Il n’y a pas de doute: lorsque de nouvelles lois qui mènent à un cheval de Troie gouvernemental sont à l’ordre du jour, nous dressons l’oreille, surtout depuis le scandale de la NSA. C’est le cas avec la révision de la Loi fédérale sur la surveillance de la correspondance par poste et télécommunication (LSCPT). Aussitôt, le Conseil national, de son côté, met en consultation la nouvelle Loi sur les services de renseignements (LRens). Deux projets de lois piquants relatifs à la protection des libertés individuelles et à la protection des données, qui doivent toutefois être examinés distinctement l’un de l’autre.

Ce qu’on a découvert avec le scandale de la NSA va au-delà des prédictions de George Orwells dans «1984». Personne n’avait soupçonné que l’Etat pourrait, à l’avenir, lire dans nos pensées. Roman Maria Koidl ouvre une nouvelle dimension sur ce point dans un livre édifiant, «Web Attack»: lorsque l’Etat devient l’oppresseur. Tout ce que nous savons aujourd’hui, nous le devons principalement à un seul homme: Edward Snowden, ex-agent et lanceur d’alerte. Il se trouve actuellement quelque part dans les environs de Moscou. Il attend toujours d’être interrogé par le Conseil fédéral, la Délégation des Commissions de gestion et/ou le Ministère public de la Confédération sur les informations qu’il possède sur les activités d’espionnage de la NSA et d’autres services secrets américains en Suisse, ainsi que sur l’éventuelle implication de notre service de renseignements. Il semblerait pourtant que cette situation perdure depuis l’automne dernier. En revanche, lorsqu’il s’agit de renforcer ses méthodes de surveillance, le Conseil fédéral prend la balle au vol. Et voit les choses en grand.
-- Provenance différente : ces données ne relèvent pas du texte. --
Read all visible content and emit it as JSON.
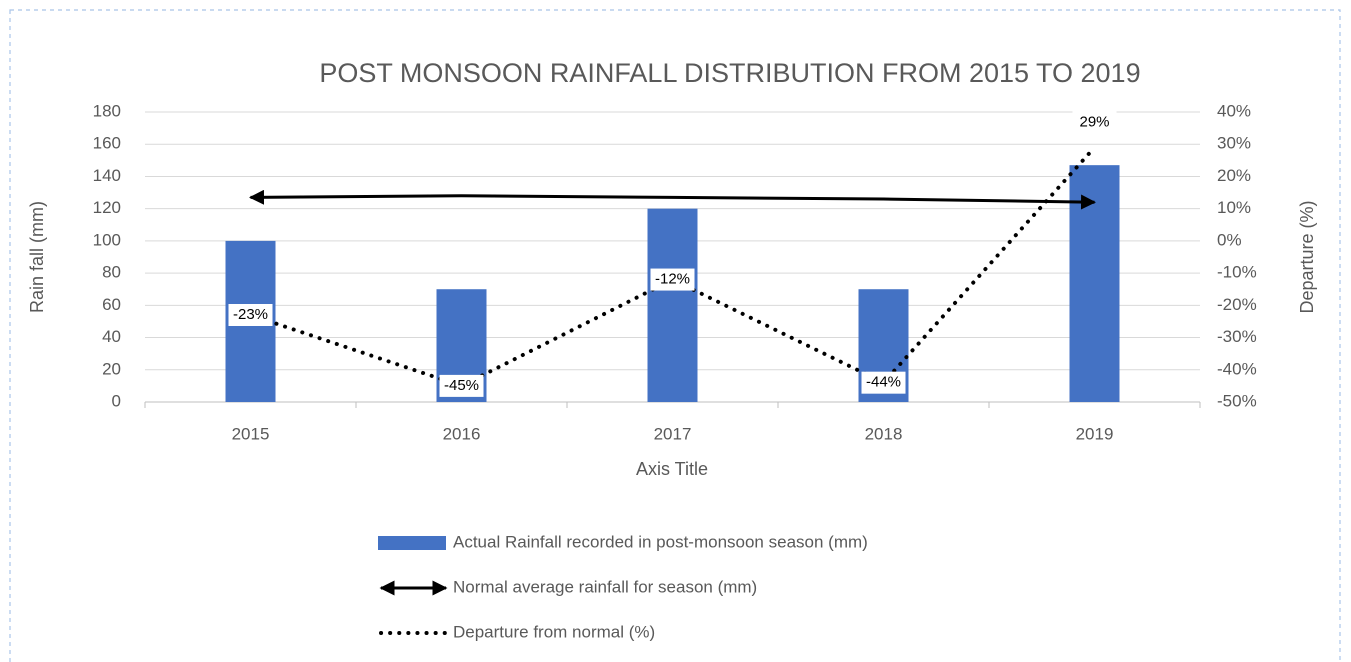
{
  "chart_data": {
    "type": "bar",
    "title": "POST MONSOON  RAINFALL DISTRIBUTION FROM 2015 TO 2019",
    "x_label": "Axis Title",
    "y_label": "Rain fall (mm)",
    "y2_label": "Departure (%)",
    "categories": [
      "2015",
      "2016",
      "2017",
      "2018",
      "2019"
    ],
    "series": [
      {
        "name": "Actual Rainfall recorded in post-monsoon season (mm)",
        "type": "bar",
        "color": "#4472c4",
        "values": [
          100,
          70,
          120,
          70,
          147
        ]
      },
      {
        "name": "Normal average rainfall for season (mm)",
        "type": "line",
        "marker": "arrow",
        "color": "#000000",
        "values": [
          127,
          128,
          127,
          126,
          124
        ]
      },
      {
        "name": "Departure from normal (%)",
        "type": "line",
        "dash": "dotted",
        "axis": "y2",
        "color": "#000000",
        "values": [
          -23,
          -45,
          -12,
          -44,
          29
        ],
        "value_labels": [
          "-23%",
          "-45%",
          "-12%",
          "-44%",
          "29%"
        ]
      }
    ],
    "ylim": [
      0,
      180
    ],
    "yticks": [
      0,
      20,
      40,
      60,
      80,
      100,
      120,
      140,
      160,
      180
    ],
    "y2lim": [
      -50,
      40
    ],
    "y2ticks": [
      {
        "value": -50,
        "label": "-50%"
      },
      {
        "value": -40,
        "label": "-40%"
      },
      {
        "value": -30,
        "label": "-30%"
      },
      {
        "value": -20,
        "label": "-20%"
      },
      {
        "value": -10,
        "label": "-10%"
      },
      {
        "value": 0,
        "label": "0%"
      },
      {
        "value": 10,
        "label": "10%"
      },
      {
        "value": 20,
        "label": "20%"
      },
      {
        "value": 30,
        "label": "30%"
      },
      {
        "value": 40,
        "label": "40%"
      }
    ],
    "grid": true,
    "legend": "bottom"
  }
}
Lors de la consultation de la LSCPT au Conseil des Etats, Simonetta Sommaruga, conseillère fédérale, a critiqué qu’elle avait rarement vu une loi dans laquelle on pouvait lire autant d’éléments qui n’y figurent pas. Il ne s’agirait donc pas de surveillance préventive. Ce n’est pas totalement vrai. Voici de quoi il s’agit: contrairement à la LRens, la LSCPT réglemente seulement la surveillance en cas d’enquêtes de la police judiciaire, de situations d’urgence et de recherche de personnes condamnées. La surveillance téléphonique, déjà autorisée à l’heure actuelle, devrait être complétée pas la surveillance d’internet par le biais d’un cheval de Troie, le «Govware», mais cette méthode devrait être autorisée uniquement dans les cas graves de criminalité.

Nous sommes confrontés à de véritables écoutes sauvages, qui sont nettement plus étendues que ce que le Conseil fédéral prétend.

Des graffitis  sur le scandale de la NSA. (Image : Keystone / Marius Becker)

Des graffitis sur le scandale de la NSA. (Image : Keystone / Marius Becker)

Le problème est que la conservation des données secondaires amène de facto à une surveillance préventive. Des données seront enregistrées et conservées, et elles pourront être consultées, ensuite, en cas de présomption de culpabilité. Actuellement, le délai de conservation des données peut passer de 6 à 12 mois. La gravité de l’intervention liée à la conservation des données est méconnue. Car ce sont nos données, à nous tous, auxquelles l’Etat a potentiellement accès. De plus, le danger d’une utilisation non autorisée par des tiers est bien réel. Des garanties supplémentaires sont nécessaires. Par conséquent, le dernier mot sur ce projet de loi n’a pas encore été dit.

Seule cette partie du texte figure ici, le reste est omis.